12th Mayor of Pasay
- In office April 17, 2000 – June 30, 2010 Suspended: September 1, 2006 – February 1, 2007
- Vice Mayor: Gregorio Alcera (2000–01) Antonino Calixto (2001–10)
- Preceded by: Jovito Claudio
- Succeeded by: Antonino Calixto

Vice Mayor of Pasay
- In office June 30, 1992 – June 30, 1998
- Mayor: Pablo Cuneta
- Preceded by: Ibarra Cruz
- Succeeded by: Gregorio Alcera
- In office December 30, 1980 – February 27, 1986
- Mayor: Pablo Cuneta
- Preceded by: Eduardo Calixto
- Succeeded by: Vacant

Member of the Pasay City Council from the 2nd district
- In office December 30, 1963 – December 30, 1967

Personal details
- Born: Wenceslao Bayona Trinidad August 18, 1933 Pasay, Rizal, Philippine Islands, U.S.
- Died: March 4, 2016 (aged 82) Muntinlupa, Philippines
- Party: Independent (1992) Nacionalista (until 1998; 2010–2016) LAMMP (1998) LDP (2001) KNP (2004) PMP (2007)
- Profession: Lawyer

= Wenceslao Trinidad =

Filipino lawyer and politician

Wenceslao "Peewee" Bayona Trinidad (August 18, 1933 – March 4, 2016) was a Filipino lawyer and politician who served as the mayor of Pasay City from 2000 to 2010. He previously served as the city's vice mayor from 1980 to 1986 and from 1992 to 1998 and as second district councilor from 1963 to 1967.

== Background ==
Wenceslao "Peewee" B. Trinidad was born on August 18, 1933 in Pasay.

==Political career==
Trinidad started his political career when he was elected as councilor in 1964. He was elected three times for the same post.

He was elected as a Vice Mayor from 1980 to 1986 and from 1992 to 1998.

Trinidad ran for Mayor in 1988, but lost to Pablo Cuneta.

In 2000, due to the failing health of then-Mayor Jovito Claudio, a recall election was commenced, and he won.

Trinidad served for three terms, (with the exception of his term after his victory on 2000 recall election), from 2001–2004, 2004–2007, and 2007–2010.

From September 2006 to May 2007, he was suspended alongside 11 other Pasay city officials over the alleged irregularities in garbage collection and disposal contracts in 2004 and 2005 amounting to .
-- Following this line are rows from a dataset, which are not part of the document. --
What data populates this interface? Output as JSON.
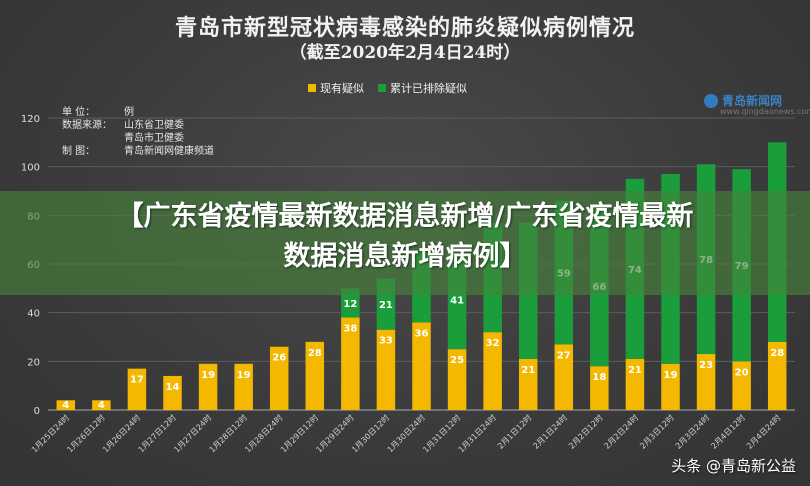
{
  "title": "青岛市新型冠状病毒感染的肺炎疑似病例情况",
  "subtitle": "（截至2020年2月4日24时）",
  "legend": {
    "suspected": "现有疑似",
    "excluded": "累计已排除疑似"
  },
  "meta": {
    "unit_key": "单  位：",
    "unit_val": "例",
    "source_key": "数据来源：",
    "source_val1": "山东省卫健委",
    "source_val2": "青岛市卫健委",
    "maker_key": "制  图：",
    "maker_val": "青岛新闻网健康频道"
  },
  "logo": {
    "text": "青岛新闻网",
    "url": "www.qingdaonews.com"
  },
  "banner": {
    "line1": "【广东省疫情最新数据消息新增/广东省疫情最新",
    "line2": "数据消息新增病例】"
  },
  "watermark": "头条 @青岛新公益",
  "colors": {
    "suspected": "#f5b800",
    "excluded": "#1a9e3c"
  },
  "chart_data": {
    "type": "bar",
    "stacked": true,
    "categories": [
      "1月25日24时",
      "1月26日12时",
      "1月26日24时",
      "1月27日12时",
      "1月27日24时",
      "1月28日12时",
      "1月28日24时",
      "1月29日12时",
      "1月29日24时",
      "1月30日12时",
      "1月30日24时",
      "1月31日12时",
      "1月31日24时",
      "2月1日12时",
      "2月1日24时",
      "2月2日12时",
      "2月2日24时",
      "2月3日12时",
      "2月3日24时",
      "2月4日12时",
      "2月4日24时"
    ],
    "series": [
      {
        "name": "现有疑似",
        "values": [
          4,
          4,
          17,
          14,
          19,
          19,
          26,
          28,
          38,
          33,
          36,
          25,
          32,
          21,
          27,
          18,
          21,
          19,
          23,
          20,
          28
        ],
        "labels": [
          "4",
          "4",
          "17",
          "14",
          "19",
          "19",
          "26",
          "28",
          "38",
          "33",
          "36",
          "25",
          "32",
          "21",
          "27",
          "18",
          "21",
          "19",
          "23",
          "20",
          "28"
        ]
      },
      {
        "name": "累计已排除疑似",
        "values": [
          0,
          0,
          0,
          0,
          0,
          0,
          0,
          0,
          12,
          21,
          29,
          41,
          45,
          56,
          59,
          66,
          74,
          78,
          78,
          79,
          82
        ],
        "labels": [
          "",
          "",
          "",
          "",
          "",
          "",
          "",
          "",
          "12",
          "21",
          "",
          "41",
          "",
          "",
          "59",
          "66",
          "74",
          "",
          "78",
          "79",
          ""
        ]
      }
    ],
    "yticks": [
      0,
      20,
      40,
      60,
      80,
      100,
      120
    ],
    "ylim": [
      0,
      120
    ],
    "grid": true
  }
}
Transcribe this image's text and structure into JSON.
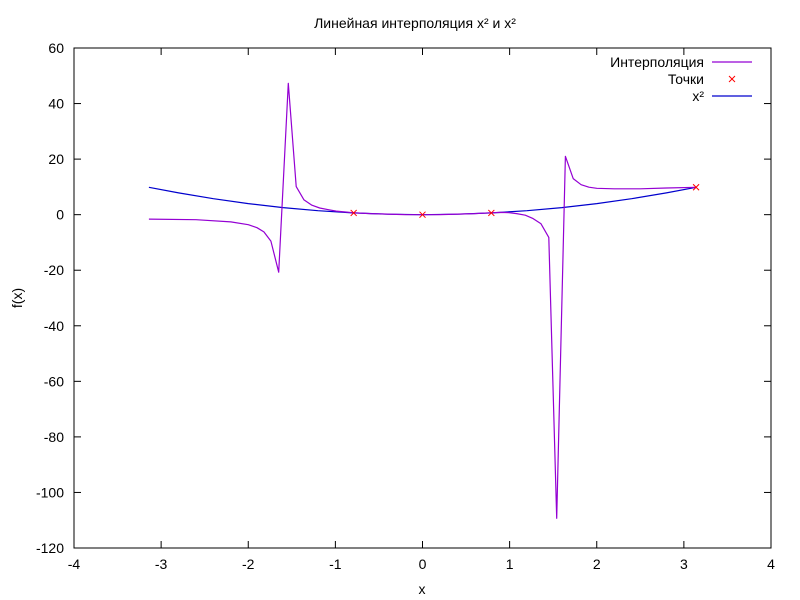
{
  "chart_data": {
    "type": "line",
    "title": "Линейная интерполяция x² и x²",
    "xlabel": "x",
    "ylabel": "f(x)",
    "xlim": [
      -4,
      4
    ],
    "ylim": [
      -120,
      60
    ],
    "x_ticks": [
      -4,
      -3,
      -2,
      -1,
      0,
      1,
      2,
      3,
      4
    ],
    "y_ticks": [
      -120,
      -100,
      -80,
      -60,
      -40,
      -20,
      0,
      20,
      40,
      60
    ],
    "grid": false,
    "legend_position": "top-right",
    "series": [
      {
        "name": "Интерполяция",
        "style": "line",
        "color": "#9400d3",
        "x": [
          -3.14,
          -2.6,
          -2.2,
          -2.0,
          -1.9,
          -1.82,
          -1.74,
          -1.65,
          -1.54,
          -1.45,
          -1.36,
          -1.27,
          -1.18,
          -1.08,
          -0.99,
          -0.9,
          -0.8,
          -0.6,
          -0.4,
          -0.2,
          0.0,
          0.2,
          0.4,
          0.6,
          0.8,
          0.9,
          0.99,
          1.08,
          1.18,
          1.27,
          1.36,
          1.45,
          1.54,
          1.64,
          1.73,
          1.82,
          1.91,
          2.0,
          2.2,
          2.5,
          2.8,
          3.14
        ],
        "y": [
          -1.6,
          -1.8,
          -2.6,
          -3.6,
          -4.7,
          -6.2,
          -9.5,
          -20.7,
          47.3,
          10.1,
          5.3,
          3.4,
          2.4,
          1.8,
          1.3,
          1.0,
          0.7,
          0.4,
          0.2,
          0.04,
          0.0,
          0.04,
          0.2,
          0.4,
          0.7,
          0.8,
          0.7,
          0.4,
          -0.2,
          -1.4,
          -3.3,
          -8.2,
          -109.3,
          21.0,
          13.0,
          10.8,
          9.9,
          9.5,
          9.3,
          9.3,
          9.6,
          9.87
        ]
      },
      {
        "name": "Точки",
        "style": "points",
        "color": "#ff0000",
        "x": [
          -0.79,
          0.0,
          0.79,
          3.14
        ],
        "y": [
          0.62,
          0.0,
          0.62,
          9.87
        ]
      },
      {
        "name": "x²",
        "style": "line",
        "color": "#0000cd",
        "x": [
          -3.14,
          -2.8,
          -2.4,
          -2.0,
          -1.6,
          -1.2,
          -0.8,
          -0.4,
          0.0,
          0.4,
          0.8,
          1.2,
          1.6,
          2.0,
          2.4,
          2.8,
          3.14
        ],
        "y": [
          9.87,
          7.84,
          5.76,
          4.0,
          2.56,
          1.44,
          0.64,
          0.16,
          0.0,
          0.16,
          0.64,
          1.44,
          2.56,
          4.0,
          5.76,
          7.84,
          9.87
        ]
      }
    ]
  }
}
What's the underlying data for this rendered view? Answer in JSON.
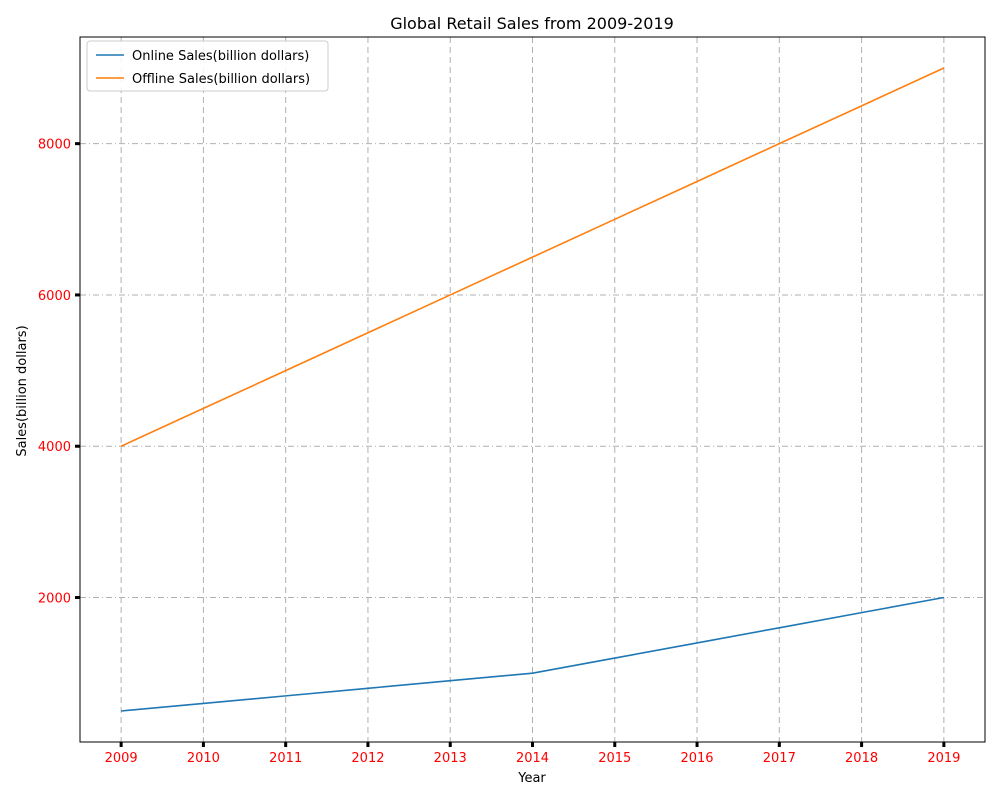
{
  "chart_data": {
    "type": "line",
    "title": "Global Retail Sales from 2009-2019",
    "xlabel": "Year",
    "ylabel": "Sales(billion dollars)",
    "x": [
      2009,
      2010,
      2011,
      2012,
      2013,
      2014,
      2015,
      2016,
      2017,
      2018,
      2019
    ],
    "x_tick_labels": [
      "2009",
      "2010",
      "2011",
      "2012",
      "2013",
      "2014",
      "2015",
      "2016",
      "2017",
      "2018",
      "2019"
    ],
    "y_ticks": [
      2000,
      4000,
      6000,
      8000
    ],
    "y_tick_labels": [
      "2000",
      "4000",
      "6000",
      "8000"
    ],
    "ylim": [
      90,
      9410
    ],
    "grid": true,
    "legend_position": "upper-left",
    "tick_label_color": "#ff0000",
    "series": [
      {
        "name": "Online Sales(billion dollars)",
        "color": "#1f77b4",
        "values": [
          500,
          600,
          700,
          800,
          900,
          1000,
          1200,
          1400,
          1600,
          1800,
          2000
        ]
      },
      {
        "name": "Offline Sales(billion dollars)",
        "color": "#ff7f0e",
        "values": [
          4000,
          4500,
          5000,
          5500,
          6000,
          6500,
          7000,
          7500,
          8000,
          8500,
          9000
        ]
      }
    ]
  }
}
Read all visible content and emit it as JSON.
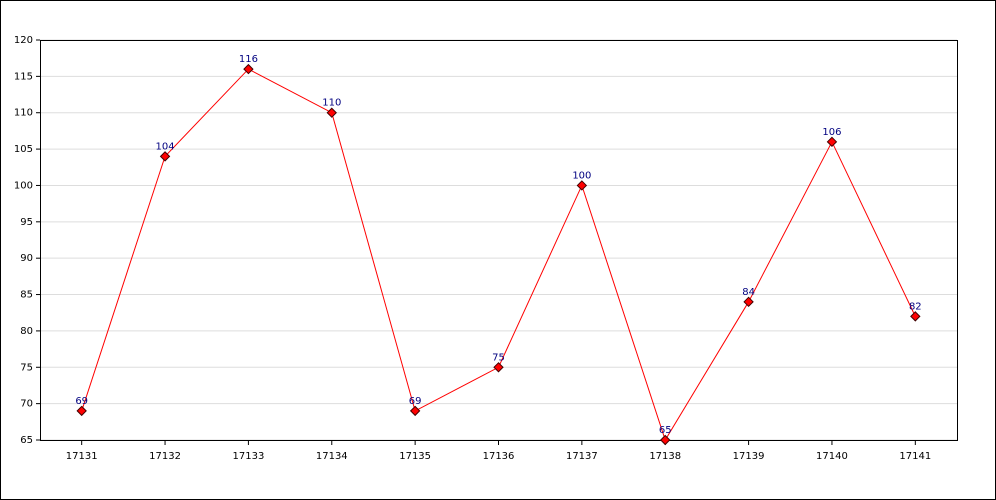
{
  "chart_data": {
    "type": "line",
    "x": [
      17131,
      17132,
      17133,
      17134,
      17135,
      17136,
      17137,
      17138,
      17139,
      17140,
      17141
    ],
    "values": [
      69,
      104,
      116,
      110,
      69,
      75,
      100,
      65,
      84,
      106,
      82
    ],
    "color": "#ff0000",
    "marker_color": "#ff0000",
    "label_color": "#000080",
    "xlim": [
      17130.5,
      17141.5
    ],
    "xticks": [
      17131,
      17132,
      17133,
      17134,
      17135,
      17136,
      17137,
      17138,
      17139,
      17140,
      17141
    ],
    "ylim": [
      65,
      120
    ],
    "yticks": [
      65,
      70,
      75,
      80,
      85,
      90,
      95,
      100,
      105,
      110,
      115,
      120
    ],
    "grid": true
  }
}
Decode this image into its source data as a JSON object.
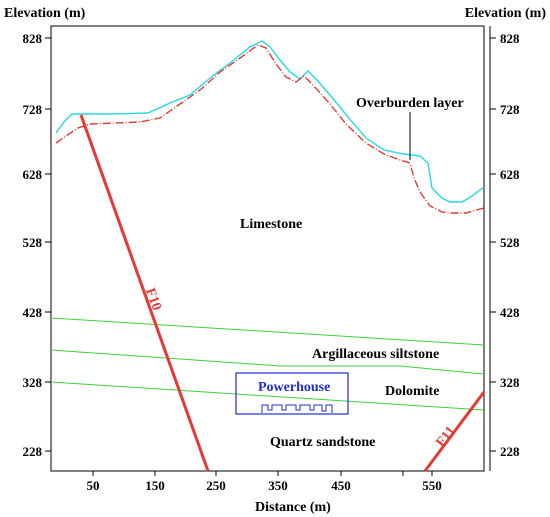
{
  "axes": {
    "left_title": "Elevation (m)",
    "right_title": "Elevation (m)",
    "x_title": "Distance (m)",
    "y_ticks": [
      "828",
      "728",
      "628",
      "528",
      "428",
      "328",
      "228"
    ],
    "x_ticks": [
      "50",
      "150",
      "250",
      "350",
      "450",
      "550"
    ]
  },
  "labels": {
    "overburden": "Overburden layer",
    "limestone": "Limestone",
    "argillaceous": "Argillaceous siltstone",
    "dolomite": "Dolomite",
    "quartz": "Quartz sandstone",
    "powerhouse": "Powerhouse",
    "fault_f10": "F10",
    "fault_f11": "F11"
  },
  "colors": {
    "fault": "#e53935",
    "surface": "#26d9e6",
    "bedrock": "#e53935",
    "strata": "#3cd23c",
    "powerhouse": "#1e2bd6"
  }
}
He ran for supposedly fourth non-consecutive term in 2010, but lost to Vice Mayor Antonino Calixto. He ran again in 2013 but lost to the same once again.

==Controversy==
In 2015, Trinidad and former representative Jose Antonio Roxas were sentenced to at most 10-year imprisonment and fined each by the Sandiganbayan for their involvement in a graft case related to the construction of the Pasay City Mall and Public Market along Arnaiz Avenue in 2004.

==Death==
Trinidad died on March 4, 2016, at the age of 82, due to pneumonia. He was buried at Loyola Memorial Park in Parañaque on March 8.

==Personal life==
Trinidad is the father of 2019 mayoral candidate Atty. Jon Wilfred "JT" Trinidad and 2019 and 2022 councilor candidate Bonifacio "Miki" Trinidad. He is also the cousin of former Councilor Noel "Onie" Bayona, who also ran for Vice Mayor in 2010.